- The Washington Times - Tuesday, January 8, 2002

BETHLEHEM, West Bank A light frosting of snow greeted Orthodox Christians leaving Christmas morning services in the traditional birthplace of Jesus yesterday, with the chill in the air matched by the gloom of a town under siege.

The Church of the Nativity, built over Jesus' traditional birth grotto, was less than half full, and the congregants were all local people. Tourists and pilgrims have been kept away by Israeli checkpoints and 15 months of Israeli-Palestinian fighting.

"The season has ended with no work, neither tourists nor pilgrims," restaurant owner Nasri Kanawati said. "It was dark during Christmas, but thank God we did not lose our hope, and we will wait for next year with patience, hoping that Bethlehem will live in peace and joy."

The traditional Midnight Mass, attended by Greek Orthodox Patriarch Eireneos I, was also thinly attended. "God of peace, give our land peace," congregants prayed.

Bethlehem has seen a good share of the fighting. The Church of the Nativity has been hit by bullets, and a Palestinian was shot dead in the adjoining Manger Square.

Inside, in the section reserved for dignitaries, one seat stood empty, in silent testimony to the forced absence of Palestinian leader Yasser Arafat, who is confined to his West Bank headquarters in Ramallah by an Israeli travel ban.

The chair was marked "His Excellency President Yasser Arafat" and draped with a black-and-white checkered keffiyeh headdress, Mr. Arafat's trademark headgear.

Mr. Arafat, a regular at the services since the Palestinians gained control of Bethlehem in 1995, was also barred from attending Christmas Eve celebrations on Dec. 24, despite international criticism of the Israeli move.

Israel says it will keep him in Ramallah until he arrests those responsible for the October assassination of an Israeli Cabinet minister.

Bethlehem and Ramallah are only about 12 miles apart, and Mr. Arafat's Palestinian Authority controls both West Bank towns. But Israeli troops control the roads between them.

Ahead of a four-day visit by U.S. envoy Anthony Zinni last week, Israel eased its choke-hold on Palestinian roads. Since September 2000, however, residents of Bethlehem, like most West Bankers, have been unable to travel even to neighboring towns.

The blockade has devastated the Palestinian economy, and Bethlehem, which depends heavily on tourism, has been extremely hard-hit.

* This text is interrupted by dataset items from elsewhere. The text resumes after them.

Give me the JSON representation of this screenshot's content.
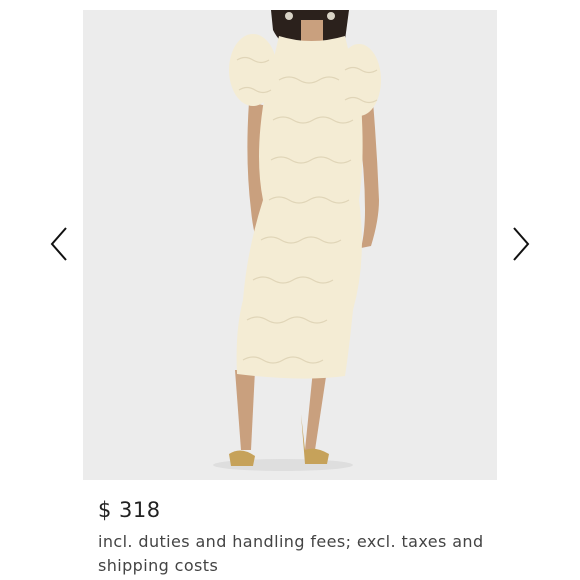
{
  "product": {
    "image_alt": "",
    "price": "$ 318",
    "note": "incl. duties and handling fees; excl. taxes and shipping costs"
  },
  "carousel": {
    "prev_icon": "chevron-left-icon",
    "next_icon": "chevron-right-icon"
  },
  "colors": {
    "photo_background": "#ececec",
    "dress": "#f4ecd4",
    "skin": "#c9a07e",
    "hair": "#2b211c",
    "sandals": "#c6a25a",
    "price_text": "#222222",
    "note_text": "#444444"
  }
}
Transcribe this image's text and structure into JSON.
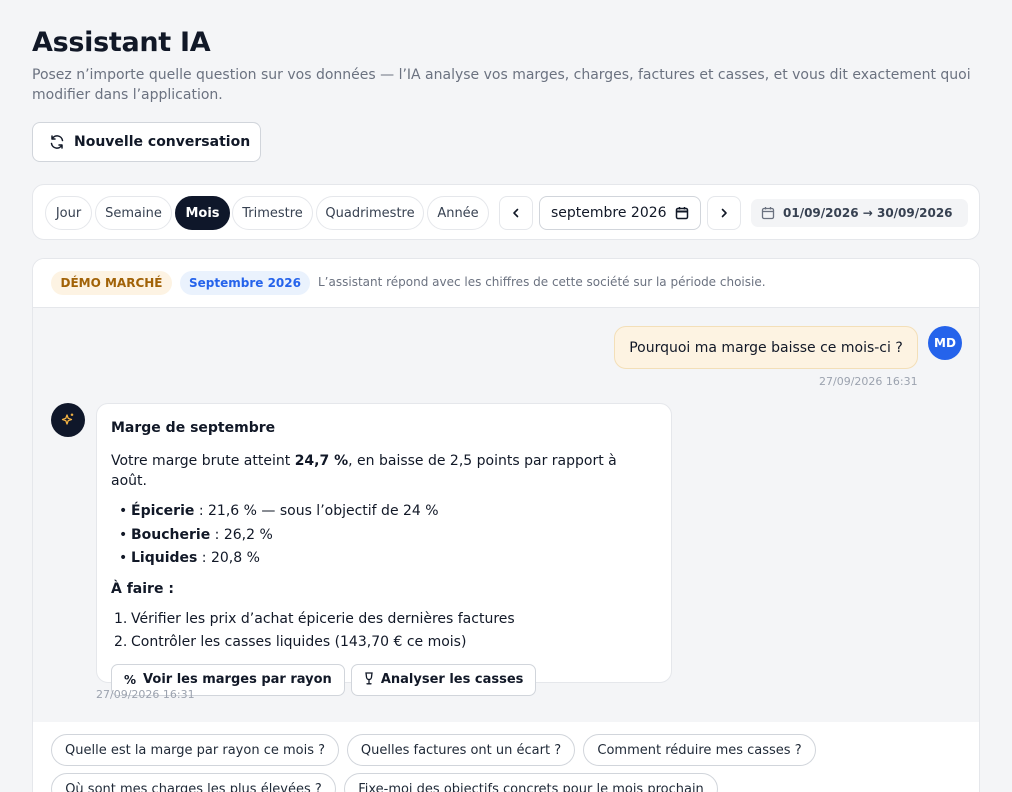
{
  "header": {
    "title": "Assistant IA",
    "subtitle": "Posez n’importe quelle question sur vos données — l’IA analyse vos marges, charges, factures et casses, et vous dit exactement quoi modifier dans l’application.",
    "new_conversation_label": "Nouvelle conversation"
  },
  "period": {
    "tabs": [
      "Jour",
      "Semaine",
      "Mois",
      "Trimestre",
      "Quadrimestre",
      "Année"
    ],
    "active_tab": "Mois",
    "date_value": "septembre 2026",
    "range_label": "01/09/2026 → 30/09/2026"
  },
  "chat": {
    "tag_company": "DÉMO MARCHÉ",
    "tag_month": "Septembre 2026",
    "head_note": "L’assistant répond avec les chiffres de cette société sur la période choisie.",
    "user_message": "Pourquoi ma marge baisse ce mois-ci ?",
    "user_initials": "MD",
    "user_timestamp": "27/09/2026 16:31",
    "bot": {
      "title": "Marge de septembre",
      "intro_before": "Votre marge brute atteint ",
      "intro_value": "24,7 %",
      "intro_after": ", en baisse de 2,5 points par rapport à août.",
      "bullets": [
        {
          "label": "Épicerie",
          "text": " : 21,6 % — sous l’objectif de 24 %"
        },
        {
          "label": "Boucherie",
          "text": " : 26,2 %"
        },
        {
          "label": "Liquides",
          "text": " : 20,8 %"
        }
      ],
      "todo_title": "À faire :",
      "todo": [
        {
          "num": "1.",
          "text": "Vérifier les prix d’achat épicerie des dernières factures"
        },
        {
          "num": "2.",
          "text": "Contrôler les casses liquides (143,70 € ce mois)"
        }
      ],
      "actions": [
        {
          "icon": "%",
          "label": "Voir les marges par rayon"
        },
        {
          "icon": "🍷",
          "label": "Analyser les casses"
        }
      ],
      "timestamp": "27/09/2026 16:31"
    },
    "suggestions": [
      "Quelle est la marge par rayon ce mois ?",
      "Quelles factures ont un écart ?",
      "Comment réduire mes casses ?",
      "Où sont mes charges les plus élevées ?",
      "Fixe-moi des objectifs concrets pour le mois prochain"
    ]
  },
  "colors": {
    "accent": "#0f172a",
    "user_avatar": "#2563eb",
    "user_bubble": "#fdf3e2",
    "tag_demo_text": "#a16207",
    "tag_month_text": "#2563eb"
  }
}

Israel says the restrictions are necessary to prevent attacks by Palestinian militants on Israelis.

In past Christmas celebrations, Bethlehem was filled with thousands of pilgrims and foreign tourists. Christmas decorations and religious icons filled the streets. Shops and houses were lit, and bustling restaurants stayed open late.

This Christmas the streets were largely devoid of decorations, save the Palestinian flags. Hotels and restaurants stood empty. Souvenir shops that depend heavily on the holiday season were shuttered.